VERS LE PRECIPICE, TOUT EN DOUCEUR

Pendant que le bar s’endort dans le courant lisse, les murs se fendillent. « Les camions l’ébranlent déjà assez ! Au premier dans la façade, j’ai une fente longue comme le bras. » Mais dans les rituels, personne ne se rend compte de rien. Et pourtant certains êtres, François, le fils des patrons, et Pierre, jeune électricien, se lézardent déjà par rapport à cette petite communauté du Pont-Tournant. Ils vont vers le précipice, mais en douceur, tranquillement. Comme si tout était normal.

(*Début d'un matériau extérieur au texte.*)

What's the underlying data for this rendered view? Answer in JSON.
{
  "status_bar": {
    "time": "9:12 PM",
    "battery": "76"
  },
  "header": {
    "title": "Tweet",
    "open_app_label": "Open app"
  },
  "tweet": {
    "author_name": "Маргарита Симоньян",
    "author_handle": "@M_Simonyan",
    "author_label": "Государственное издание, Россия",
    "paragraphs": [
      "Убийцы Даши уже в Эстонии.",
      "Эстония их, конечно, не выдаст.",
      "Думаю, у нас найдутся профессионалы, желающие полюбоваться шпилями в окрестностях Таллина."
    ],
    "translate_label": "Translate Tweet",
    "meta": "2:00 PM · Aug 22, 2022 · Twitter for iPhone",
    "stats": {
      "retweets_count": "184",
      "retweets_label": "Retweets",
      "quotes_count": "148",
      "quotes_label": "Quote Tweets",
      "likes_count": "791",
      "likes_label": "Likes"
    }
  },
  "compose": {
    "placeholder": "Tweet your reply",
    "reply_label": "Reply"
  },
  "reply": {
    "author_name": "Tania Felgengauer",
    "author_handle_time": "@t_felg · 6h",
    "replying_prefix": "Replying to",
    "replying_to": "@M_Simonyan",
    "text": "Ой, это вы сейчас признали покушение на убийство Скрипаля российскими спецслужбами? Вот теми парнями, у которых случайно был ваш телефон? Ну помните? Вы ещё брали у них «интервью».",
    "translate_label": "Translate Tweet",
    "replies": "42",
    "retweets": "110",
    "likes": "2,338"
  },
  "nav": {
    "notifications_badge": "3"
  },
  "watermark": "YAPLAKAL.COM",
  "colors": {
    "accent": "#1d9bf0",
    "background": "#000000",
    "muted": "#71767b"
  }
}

ILS SONT CRAMPONS LE SAMEDI !

Et les êtres sont pris dans ce cercle de ce siphon. Ce n’est pas pour rien que cet hôtel se nomme le Pont-Tournant. Ils ne sont ni sur une rive, ni sur une autre. Et ils se cramponnent au pont, comme ils se cramponnent au comptoir ou à la manille. Comme ils se cramponnent au samedi où la soirée peut se prolonger plus longtemps pour cause de lendemain non travaillé. Ils résistent. « Ils sont crampons le samedi. (Un coup d’œil à la pendule.) Eux s’en foutent si j’écope une contravention… »

FAUDRA SE DEBROUILLER !

Dans ces régularités habitent les débrouilles, les démerdes et les systèmes D. « Il a su se débrouiller au début, un Parisien de la rue Saint-Maur ? ». Ce système qui guidera presque tous les personnages jusqu’au troisième acte. « Tiens, François, la même histoire qu’au régiment et que pendant la guerre : le système D » (Acte III) « Quel grabuge alors, les copains ! Faudra se débrouiller. » (Acte III)

JE NE VAIS NULLE PART

Mais ce tout premier  acte est celui des impasses. Des impasses circulaires, où l’on ne sort jamais. Un peu comme le sketch de Raymond Devos sur l’automobiliste pris dans l’absurdité d’un rond-point et ne pouvant sortir. Des chemins qui ne mènent nulle part. Ils vont en boucle. Et l’animal se mord la queue. « Je ne vais nulle part » dit le père Chassin, le vieil imprimeur. Et personne ne va ailleurs que dans la routine. Au pire, le système débrouille entraîne-t-il dans la vadrouille. Marie ne dit pas mieux : « Vous avez vadrouillé ce mois-ci. D’un temps pareil vous n’êtes pas plus tranquille au Pont-Tournant. »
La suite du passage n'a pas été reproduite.